IEA Forecasts Oil Surplus in 2025 and Readies Response to Potential Iran Supply Disruption

The International Energy Agency (IEA) stated that the global oil market is poised for a significant surplus in the upcoming year while assuring markets that it is prepared to respond to any supply disruptions from Iran. Oil prices have risen recently due to investor worries that Israel might retaliate against a missile strike from Iran—a key oil exporter and OPEC member—by targeting its oil facilities or nuclear sites.

However, the IEA, which oversees emergency oil reserves for industrialized countries, reported that public oil stocks exceed 1.2 billion barrels and that OPEC+ spare capacity, which includes the Organization of the Petroleum Exporting Countries and allies like Russia, is at historic highs. “As supply developments unfold, the IEA stands ready to act if necessary,” the agency noted in its monthly report.

Currently, supply remains steady, and unless there is a major disruption, the market is expected to face a significant surplus in the new year. In its report, the IEA also lowered its global oil demand growth forecast for this year due to weaknesses in China, a day after OPEC made similar adjustments. On Tuesday, oil prices dropped more than 4% to around $74 per barrel, influenced by the weakened demand outlook and a media report indicating that Israel is inclined not to strike Iranian oil facilities.

The IEA revised its forecast for world oil demand growth for this year to an increase of 860,000 barrels per day (bpd), a reduction of 40,000 bpd from previous estimates. For next year, the agency anticipates an expansion of 1 million bpd, about 50,000 bpd higher than last month’s expectations. Historically, China has been a significant driver of global oil consumption growth, but the IEA has indicated that slower economic growth and a transition to electric vehicles are altering this trend for the world’s second-largest economy.

As reported by theeconomictimes.com, the agency now expects Chinese oil demand to rise by 150,000 bpd in 2024, a decrease of 30,000 bpd from its prior forecast. Notably, consumption fell by 500,000 bpd in August compared to the same month last year, marking the fourth consecutive month of decline. “Chinese oil demand continues to fall short of expectations and is the primary obstacle to overall growth,” the IEA stated.

OPEC also revised its 2024 global demand growth forecast downward but still anticipates a stronger expansion of 1.93 million bpd, partly due to a larger contribution from China. The discrepancy between the IEA and OPEC forecasts represents over 1% of global demand.

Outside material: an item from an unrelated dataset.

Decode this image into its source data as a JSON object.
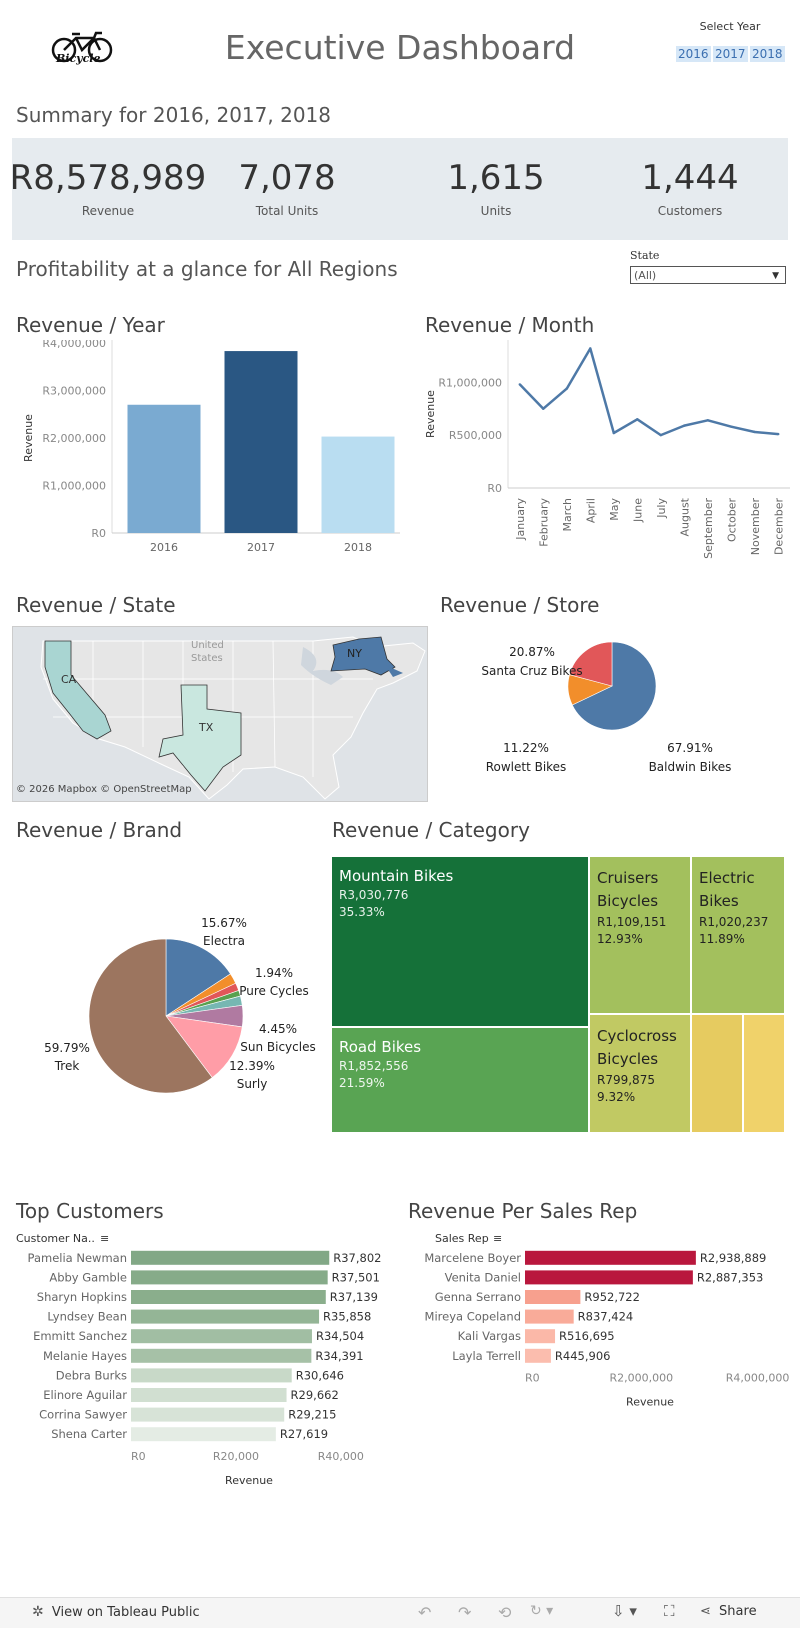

As demand slows, non-OPEC countries are increasing supply. The IEA projects non-OPEC production growth of 1.5 million bpd this year and next, driven by rising output from the U.S., Guyana, Canada, and Brazil, surpassing the rate of demand growth. “Concerns about oil supply security are emerging against a backdrop of a global market that, as we have been emphasizing for some time, appears adequately supplied,” the IEA concluded.